Starbucks steps in as Taste faces cash crisis

13 January 2019 - 00:10 By MUDIWA GAVAZA

Starbucks Coffee Company is working closely with cash-strapped Taste Holdings to address problems the local company is facing in rolling out the coffee brand in SA.
Taste, which has the master licence agreement for Starbucks in SA, is facing a funding crisis and this week hosts a shareholders' meeting to raise funds yet again.
In response to questions on its agreement with Taste, the US-based company said: "We are working closely with Taste to review their plans for maintaining and growing a healthy store portfolio, ensuring those plans are disciplined, thoughtful and reflective of the external conditions shaping the local retail market."
The spokesperson added: "We are reviewing business growth plans with Taste, not the contract . We remain encouraged by the opportunity for our business in SA."
When asked what penalties Taste faced if it did not comply with the conditions of the agreement, the spokesperson said "other details of our business relationship with Taste Holdings are proprietary".
Taste CEO Tyrone Moodley and acting CFO Dylan Pienaar were not available to comment this week as they were on leave. On Friday Taste announced the appointment of Hannes van Eeden as CFO.
In November last year, Taste said it had decided to "pause the expansion of the Domino's and Starbucks network" to retain cash and "to review the store operating models ... and capital required to deliver an acceptable return on investment". Domino's was loss-making, and "whilst the Starbucks store network is profitable at an Ebitda level, it is not producing the required return on the store investments", Taste said.
When the plan to launch Starbucks was announced in 2015, Taste said it had identified "a conservative market opportunity of more than 150 outlets in SA today.
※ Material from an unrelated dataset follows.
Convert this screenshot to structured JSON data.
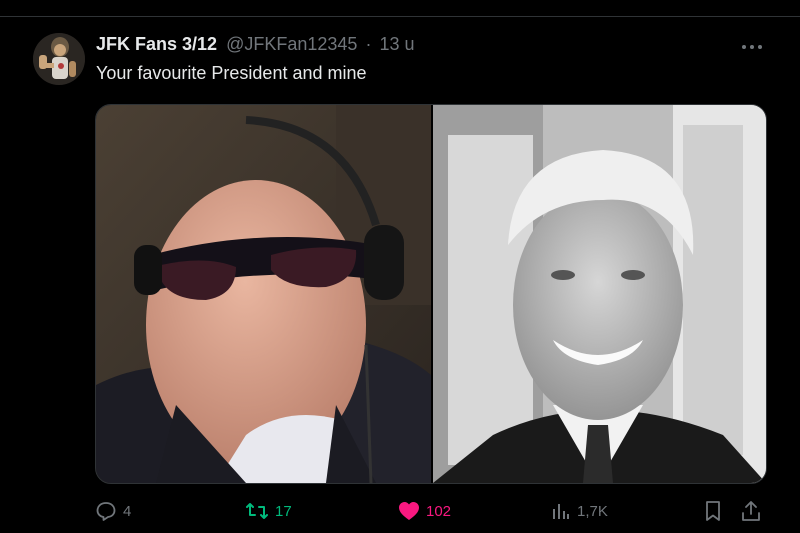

We foresee this growing to more than 200 in five years."
In the first two years of the licence agreement, Taste opened 12 stores, in line with its plans, but since then expansion has stalled.
Independent analyst Anthony Clarke said this week that Taste - whose share price has fallen 96% in the past five years to 13c - is in trouble because it took on two major international brands at a time when it did not have the capacity to provide working capital and profitability to fund the expansion. "They simply ran out of money."
Taste will meet with shareholders on Friday to seek approval for a R132m rights issue. The company has already raised about R1bn from shareholders in the past few years.
Byron Lotter, a portfolio manager at Vestact Asset Management, which owns shares in Starbucks Coffee Company, said Starbucks and Domino's were well-performing brands globally - something which Taste hoped would translate in the local market.
Clarke said the trouble at Taste began when converting Scooter's Pizza and St Elmo's Pizza locations to Domino's as it cost more than the company had anticipated. They also faced a branding issue as South Africans were familiar with the two former brands and not with the US brand.
Asked about alternative financing, Lotter said: "The banks won't give them financing" as they were too small and not profitable.
However, the company did secure a R50m loan facility (which may be increased to R200m) from US-based Riskowitz Value Fund (RVF) in November 2018.
Clarke is confident Taste will receive the funding, especially from RVF which has a 66% stake. "RVF has no choice but to keep funding Taste, otherwise it will go bust. Until the underlying economy perks up and consumers start spending again, I don't see Taste recovering,"
Speculation is that if the rights issue goes ahead RVF is likely to increase its stake to above 90% as minority shareholders exit their positions, increasing the likelihood of Taste being delisted from the JSE.
Even with Taste's troubles, Clarke does not think Starbucks would rescind the licence agreement with Taste as it would likely face the same problems if it operated the stores itself - such as finding big enough sites, intense competitionand a departure from the Starbucks model of high-street stores. "In this country Starbucks is generally a destination location inside a mall."
There are clearly perils in taking on international brands in a small market like SA.
Taste has long had ambitions to license international brands. Six years ago, it had the option for Burger King in SA. But former CEO Carlo Gonzaga is believed to have turned down the deal as it required R500m working capital and a commitment to open 100 stores in five years.
Grand Parade Investments secured the licence and has opened about 80 stores since May 2013 with more than R800m spent. Burger King posted a loss of R29.7m in the year to 30 June 2018...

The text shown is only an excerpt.